WASHINGTON, D.C.—Florida Secretary of State Cord Byrd said the Sunshine State’s new efforts to prosecute voter fraud are key to election security.
“Last year the governor championed the Office of Election Crimes and Security,” Byrd told The Daily Signal. “So, we are telling everybody we take our election law seriously.”
Byrd was in Washington this week for the annual meeting of the National Association of Secretaries of State.
Florida Gov. Ron DeSantis, a Republican, established the Office of Election Crimes and Security in August 2022, and since that time 20 people have been charged with election-related crimes.
However, DeSantis’ critics in the media and Democrats have slammed the unit, noting that some of those arrested were not convicted.
The Heritage Foundation’s Election Fraud Database topped 1,400 provable cases in January, several coming out of Florida. (The Heritage Foundation is the parent organization of The Daily Signal.)
Recent arrests include two convicted felons who illegally voted. Another man pleaded guilty after he changed the voter registration address of DeSantis on the state’s online voter registration database. Law enforcement officials traced the IP address back to him. Another man got a mail-in ballot for his late wife in the 2020 election and forged her name. These new cases, added to the database, ended in guilty pleas.
“We are investigating election fraud. It does happen. It is real,” Byrd said. “We are sending that message to honest people that you can trust your vote is being counted and not being diluted by a fraudulent vote, and telling the bad actors we are going to hold you accountable.”
This month, the Florida state Legislature passed a bill to give a statewide prosecutor in Attorney General Ashley Moody’s office the authority to bring voter fraud charges. DeSantis requested the bill.

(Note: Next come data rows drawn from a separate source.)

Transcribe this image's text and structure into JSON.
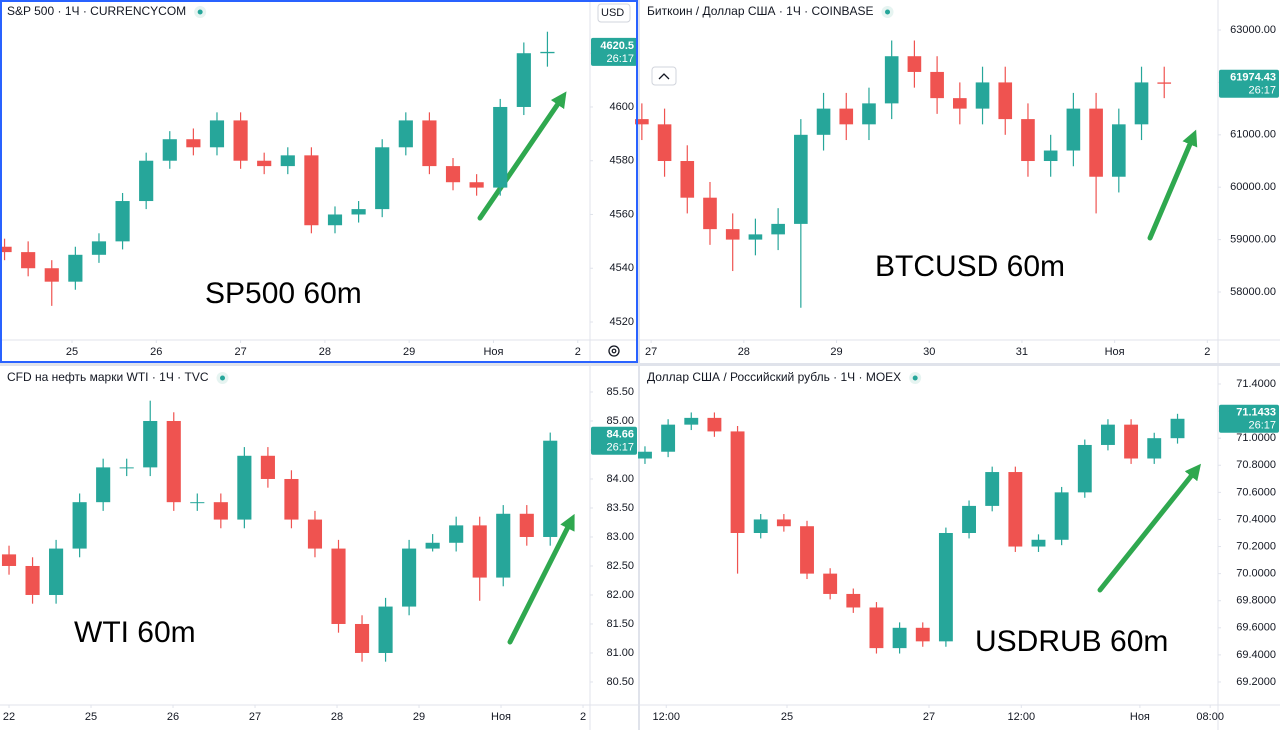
{
  "chart_data": [
    {
      "type": "candlestick",
      "title": "S&P 500 · 1Ч · CURRENCYCOM",
      "currency": "USD",
      "annotation": "SP500 60m",
      "up_color": "#26a69a",
      "down_color": "#ef5350",
      "grid": false,
      "x": [
        -0.8,
        -0.52,
        -0.24,
        0.04,
        0.32,
        0.6,
        0.88,
        1.16,
        1.44,
        1.72,
        2.0,
        2.28,
        2.56,
        2.84,
        3.12,
        3.4,
        3.68,
        3.96,
        4.24,
        4.52,
        4.8,
        5.08,
        5.36,
        5.64
      ],
      "open": [
        4548,
        4546,
        4540,
        4535,
        4545,
        4550,
        4565,
        4580,
        4588,
        4585,
        4595,
        4580,
        4578,
        4582,
        4556,
        4560,
        4562,
        4585,
        4595,
        4578,
        4572,
        4570,
        4600,
        4620
      ],
      "high": [
        4551,
        4550,
        4543,
        4548,
        4553,
        4568,
        4583,
        4591,
        4592,
        4598,
        4598,
        4583,
        4585,
        4585,
        4563,
        4565,
        4588,
        4598,
        4598,
        4581,
        4575,
        4603,
        4624,
        4628
      ],
      "low": [
        4543,
        4537,
        4526,
        4532,
        4542,
        4547,
        4562,
        4577,
        4582,
        4582,
        4577,
        4575,
        4575,
        4553,
        4553,
        4557,
        4559,
        4582,
        4575,
        4569,
        4567,
        4567,
        4597,
        4615
      ],
      "close": [
        4546,
        4540,
        4535,
        4545,
        4550,
        4565,
        4580,
        4588,
        4585,
        4595,
        4580,
        4578,
        4582,
        4556,
        4560,
        4562,
        4585,
        4595,
        4578,
        4572,
        4570,
        4600,
        4620,
        4620.5
      ],
      "xlim": [
        -0.854,
        6.145
      ],
      "xticks": [
        {
          "value": 0,
          "label": "25"
        },
        {
          "value": 1,
          "label": "26"
        },
        {
          "value": 2,
          "label": "27"
        },
        {
          "value": 3,
          "label": "28"
        },
        {
          "value": 4,
          "label": "29"
        },
        {
          "value": 5,
          "label": "Ноя"
        },
        {
          "value": 6,
          "label": "2"
        }
      ],
      "ylim": [
        4513.3,
        4639.8
      ],
      "yticks": [
        4520,
        4540,
        4560,
        4580,
        4600,
        4620
      ],
      "last_price": 4620.5,
      "timer": "26:17"
    },
    {
      "type": "candlestick",
      "title": "Биткоин / Доллар США · 1Ч · COINBASE",
      "annotation": "BTCUSD 60m",
      "up_color": "#26a69a",
      "down_color": "#ef5350",
      "grid": false,
      "x": [
        26.9,
        27.145,
        27.39,
        27.635,
        27.88,
        28.125,
        28.37,
        28.615,
        28.86,
        29.105,
        29.35,
        29.595,
        29.84,
        30.085,
        30.33,
        30.575,
        30.82,
        31.065,
        31.31,
        31.555,
        31.8,
        32.045,
        32.29,
        32.535
      ],
      "open": [
        61300,
        61200,
        60500,
        59800,
        59200,
        59000,
        59100,
        59300,
        61000,
        61500,
        61200,
        61600,
        62500,
        62200,
        61700,
        61500,
        62000,
        61300,
        60500,
        60700,
        61500,
        60200,
        61200,
        62000
      ],
      "high": [
        61600,
        61500,
        60800,
        60100,
        59500,
        59400,
        59600,
        61300,
        61800,
        61800,
        61900,
        62800,
        62800,
        62500,
        62000,
        62300,
        62300,
        61600,
        61000,
        61800,
        61800,
        61500,
        62300,
        62300
      ],
      "low": [
        60900,
        60200,
        59500,
        58900,
        58400,
        58700,
        58800,
        57700,
        60700,
        60900,
        60900,
        61300,
        61900,
        61400,
        61200,
        61200,
        61000,
        60200,
        60200,
        60400,
        59500,
        59900,
        60900,
        61700
      ],
      "close": [
        61200,
        60500,
        59800,
        59200,
        59000,
        59100,
        59300,
        61000,
        61500,
        61200,
        61600,
        62500,
        62200,
        61700,
        61500,
        62000,
        61300,
        60500,
        60700,
        61500,
        60200,
        61200,
        62000,
        61974.43
      ],
      "xlim": [
        26.88,
        33.115
      ],
      "xticks": [
        27,
        28,
        29,
        30,
        31,
        {
          "value": 32,
          "label": "Ноя"
        },
        {
          "value": 33,
          "label": "2"
        }
      ],
      "ylim": [
        57084,
        63573
      ],
      "yticks": [
        {
          "value": 58000,
          "label": "58000.00"
        },
        {
          "value": 59000,
          "label": "59000.00"
        },
        {
          "value": 60000,
          "label": "60000.00"
        },
        {
          "value": 61000,
          "label": "61000.00"
        },
        {
          "value": 62000,
          "label": "62000.00"
        },
        {
          "value": 63000,
          "label": "63000.00"
        }
      ],
      "last_price": 61974.43,
      "timer": "26:17"
    },
    {
      "type": "candlestick",
      "title": "CFD на нефть марки WTI · 1Ч · TVC",
      "annotation": "WTI 60m",
      "up_color": "#26a69a",
      "down_color": "#ef5350",
      "grid": false,
      "x": [
        0,
        0.287,
        0.574,
        0.861,
        1.148,
        1.435,
        1.722,
        2.009,
        2.296,
        2.583,
        2.87,
        3.157,
        3.444,
        3.731,
        4.018,
        4.305,
        4.592,
        4.879,
        5.166,
        5.453,
        5.74,
        6.027,
        6.314,
        6.6
      ],
      "open": [
        82.7,
        82.5,
        82.0,
        82.8,
        83.6,
        84.2,
        84.2,
        85.0,
        83.6,
        83.6,
        83.3,
        84.4,
        84.0,
        83.3,
        82.8,
        81.5,
        81.0,
        81.8,
        82.8,
        82.9,
        83.2,
        82.3,
        83.4,
        83.0
      ],
      "high": [
        82.85,
        82.65,
        82.95,
        83.75,
        84.35,
        84.35,
        85.35,
        85.15,
        83.75,
        83.75,
        84.55,
        84.55,
        84.15,
        83.45,
        82.95,
        81.65,
        81.95,
        82.95,
        83.05,
        83.35,
        83.35,
        83.55,
        83.55,
        84.8
      ],
      "low": [
        82.35,
        81.85,
        81.85,
        82.65,
        83.45,
        84.05,
        84.05,
        83.45,
        83.45,
        83.15,
        83.15,
        83.85,
        83.15,
        82.65,
        81.35,
        80.85,
        80.85,
        81.65,
        82.75,
        82.75,
        81.9,
        82.15,
        82.85,
        82.85
      ],
      "close": [
        82.5,
        82.0,
        82.8,
        83.6,
        84.2,
        84.2,
        85.0,
        83.6,
        83.6,
        83.3,
        84.4,
        84.0,
        83.3,
        82.8,
        81.5,
        81.0,
        81.8,
        82.8,
        82.9,
        83.2,
        82.3,
        83.4,
        83.0,
        84.66
      ],
      "xlim": [
        -0.11,
        7.085
      ],
      "xticks": [
        {
          "value": 0,
          "label": "22"
        },
        {
          "value": 1,
          "label": "25"
        },
        {
          "value": 2,
          "label": "26"
        },
        {
          "value": 3,
          "label": "27"
        },
        {
          "value": 4,
          "label": "28"
        },
        {
          "value": 5,
          "label": "29"
        },
        {
          "value": 6,
          "label": "Ноя"
        },
        {
          "value": 7,
          "label": "2"
        }
      ],
      "ylim": [
        80.103,
        85.948
      ],
      "yticks": [
        {
          "value": 80.5,
          "label": "80.50"
        },
        {
          "value": 81,
          "label": "81.00"
        },
        {
          "value": 81.5,
          "label": "81.50"
        },
        {
          "value": 82,
          "label": "82.00"
        },
        {
          "value": 82.5,
          "label": "82.50"
        },
        {
          "value": 83,
          "label": "83.00"
        },
        {
          "value": 83.5,
          "label": "83.50"
        },
        {
          "value": 84,
          "label": "84.00"
        },
        {
          "value": 84.5,
          "label": "84.50"
        },
        {
          "value": 85,
          "label": "85.00"
        },
        {
          "value": 85.5,
          "label": "85.50"
        }
      ],
      "last_price": 84.66,
      "timer": "26:17"
    },
    {
      "type": "candlestick",
      "title": "Доллар США / Российский рубль · 1Ч · MOEX",
      "annotation": "USDRUB 60m",
      "up_color": "#26a69a",
      "down_color": "#ef5350",
      "grid": false,
      "x": [
        -2.0,
        -1.674,
        -1.348,
        -1.022,
        -0.696,
        -0.37,
        -0.044,
        0.282,
        0.608,
        0.934,
        1.26,
        1.586,
        1.912,
        2.238,
        2.564,
        2.89,
        3.216,
        3.542,
        3.868,
        4.194,
        4.52,
        4.846,
        5.172,
        5.5
      ],
      "open": [
        70.85,
        70.9,
        71.1,
        71.15,
        71.05,
        70.3,
        70.4,
        70.35,
        70.0,
        69.85,
        69.75,
        69.45,
        69.6,
        69.5,
        70.3,
        70.5,
        70.75,
        70.2,
        70.25,
        70.6,
        70.95,
        71.1,
        70.85,
        71.0
      ],
      "high": [
        70.94,
        71.14,
        71.19,
        71.19,
        71.09,
        70.44,
        70.44,
        70.39,
        70.04,
        69.89,
        69.79,
        69.64,
        69.64,
        70.34,
        70.54,
        70.79,
        70.79,
        70.29,
        70.64,
        70.99,
        71.14,
        71.14,
        71.04,
        71.18
      ],
      "low": [
        70.81,
        70.86,
        71.06,
        71.01,
        70.0,
        70.26,
        70.31,
        69.96,
        69.81,
        69.71,
        69.41,
        69.41,
        69.46,
        69.46,
        70.26,
        70.46,
        70.16,
        70.16,
        70.21,
        70.56,
        70.91,
        70.81,
        70.81,
        70.96
      ],
      "close": [
        70.9,
        71.1,
        71.15,
        71.05,
        70.3,
        70.4,
        70.35,
        70.0,
        69.85,
        69.75,
        69.45,
        69.6,
        69.5,
        70.3,
        70.5,
        70.75,
        70.2,
        70.25,
        70.6,
        70.95,
        71.1,
        70.85,
        71.0,
        71.1433
      ],
      "xlim": [
        -2.07,
        6.07
      ],
      "xticks": [
        {
          "value": -1.7,
          "label": "12:00"
        },
        {
          "value": 0,
          "label": "25"
        },
        {
          "value": 2,
          "label": "27"
        },
        {
          "value": 3.3,
          "label": "12:00"
        },
        {
          "value": 4.97,
          "label": "Ноя"
        },
        {
          "value": 5.96,
          "label": "08:00"
        }
      ],
      "ylim": [
        69.03,
        71.533
      ],
      "yticks": [
        {
          "value": 69.2,
          "label": "69.2000"
        },
        {
          "value": 69.4,
          "label": "69.4000"
        },
        {
          "value": 69.6,
          "label": "69.6000"
        },
        {
          "value": 69.8,
          "label": "69.8000"
        },
        {
          "value": 70,
          "label": "70.0000"
        },
        {
          "value": 70.2,
          "label": "70.2000"
        },
        {
          "value": 70.4,
          "label": "70.4000"
        },
        {
          "value": 70.6,
          "label": "70.6000"
        },
        {
          "value": 70.8,
          "label": "70.8000"
        },
        {
          "value": 71,
          "label": "71.0000"
        },
        {
          "value": 71.2,
          "label": "71.2000"
        },
        {
          "value": 71.4,
          "label": "71.4000"
        }
      ],
      "last_price": 71.1433,
      "timer": "26:17"
    }
  ]
}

“It’s one of his No. 1 election integrity priorities. The surest way to undermine confidence in government is for a government not to enforce its laws,” Byrd said.
“For a long time, election laws—for whatever reason—they weren’t enforced,” he noted. “I don’t know if it was too complicated, it’s inherently political. The local state attorneys or prosecutors didn’t want to get involved. The governor and the Legislature decided our laws are meant to be enforced. We take it seriously and you’re not going to play games in Florida.”